Aromantic and Gray-romantic
In 2008, 15% of all books sold in the US were romance novels, and 25% of Americans had read at least one. Novels, movies, music, and most of all people; we are constantly told about the importance of romantic love. If you’re dating someone, people want to know when you’re getting married. If you’re not dating, then offers are made to set you up, or of the dating sight that so-and-so found useful, or reassurances that the right person is out there for you. Because if you’re not in love, you must be looking for it, right? If you’re not with someone romantically then either you just broke up, or you’re going to be with someone soon.

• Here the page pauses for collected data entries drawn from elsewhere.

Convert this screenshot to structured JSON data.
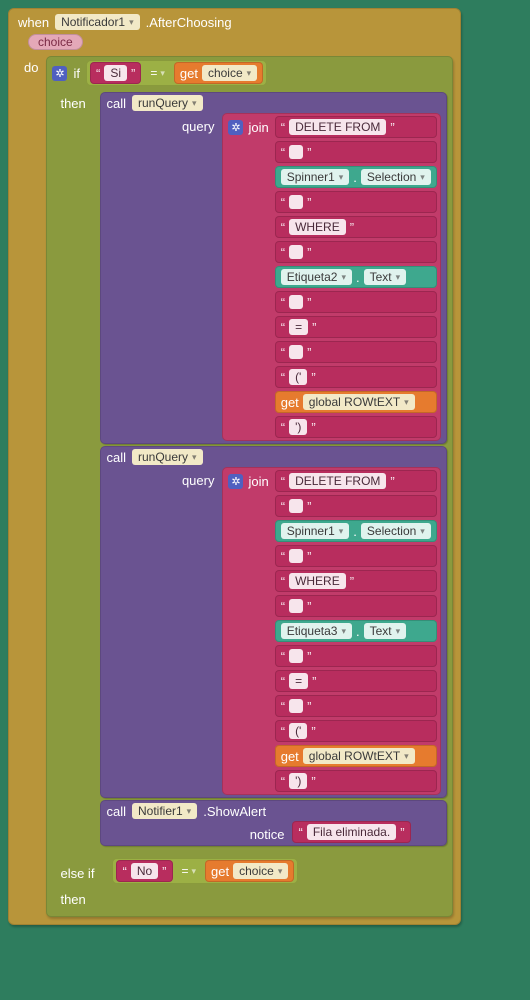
{
  "event": {
    "when": "when",
    "component": "Notificador1",
    "handler": ".AfterChoosing",
    "param": "choice"
  },
  "do_label": "do",
  "if": {
    "keyword": "if",
    "cond": {
      "left_quote_open": "“",
      "left_value": "Si",
      "left_quote_close": "”",
      "op": "=",
      "get": "get",
      "get_var": "choice"
    },
    "then": "then",
    "elseif": "else if",
    "cond2": {
      "left_value": "No",
      "op": "=",
      "get": "get",
      "get_var": "choice"
    },
    "then2": "then"
  },
  "calls": [
    {
      "call": "call",
      "proc": "runQuery",
      "arg_label": "query",
      "join": "join",
      "items": [
        {
          "type": "text",
          "value": "DELETE FROM"
        },
        {
          "type": "text",
          "value": ""
        },
        {
          "type": "teal",
          "comp": "Spinner1",
          "prop": "Selection"
        },
        {
          "type": "text",
          "value": ""
        },
        {
          "type": "text",
          "value": "WHERE"
        },
        {
          "type": "text",
          "value": ""
        },
        {
          "type": "teal",
          "comp": "Etiqueta2",
          "prop": "Text"
        },
        {
          "type": "text",
          "value": ""
        },
        {
          "type": "text",
          "value": "="
        },
        {
          "type": "text",
          "value": ""
        },
        {
          "type": "text",
          "value": "('"
        },
        {
          "type": "get",
          "get": "get",
          "var": "global ROWtEXT"
        },
        {
          "type": "text",
          "value": "')"
        }
      ]
    },
    {
      "call": "call",
      "proc": "runQuery",
      "arg_label": "query",
      "join": "join",
      "items": [
        {
          "type": "text",
          "value": "DELETE FROM"
        },
        {
          "type": "text",
          "value": ""
        },
        {
          "type": "teal",
          "comp": "Spinner1",
          "prop": "Selection"
        },
        {
          "type": "text",
          "value": ""
        },
        {
          "type": "text",
          "value": "WHERE"
        },
        {
          "type": "text",
          "value": ""
        },
        {
          "type": "teal",
          "comp": "Etiqueta3",
          "prop": "Text"
        },
        {
          "type": "text",
          "value": ""
        },
        {
          "type": "text",
          "value": "="
        },
        {
          "type": "text",
          "value": ""
        },
        {
          "type": "text",
          "value": "('"
        },
        {
          "type": "get",
          "get": "get",
          "var": "global ROWtEXT"
        },
        {
          "type": "text",
          "value": "')"
        }
      ]
    },
    {
      "call": "call",
      "proc": "Notifier1",
      "suffix": ".ShowAlert",
      "arg_label": "notice",
      "notice_value": "Fila eliminada."
    }
  ]
}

Someone who says they don’t want to be in love is looked upon as a Scrooge, most of the time. And someone who doesn’t feel romantic love because it’s not part of who they are isn’t even acknowledged in society. It’s never discussed as being a possibility, that people don’t feel it. There’s so many kinds of love, but more than any other it feels like romantic love is stressed as being ‘the’ love. It’s this quest to find it, this mythic journey.
But what about people who don’t feel it? Or rarely feel it? It doesn’t make you wrong, or broken, or a freak. A few hundred years ago making marriage decisions based on love would have been ridiculous, and yet now we’ve swung so far in the other direction that making relationship decisions based on anything other than romantic love is disdained.
How do you cope with a romantic based society when you’re aromantic (not feeling romantic love at all) or gray-romantic (feeling very little or for short intervals)?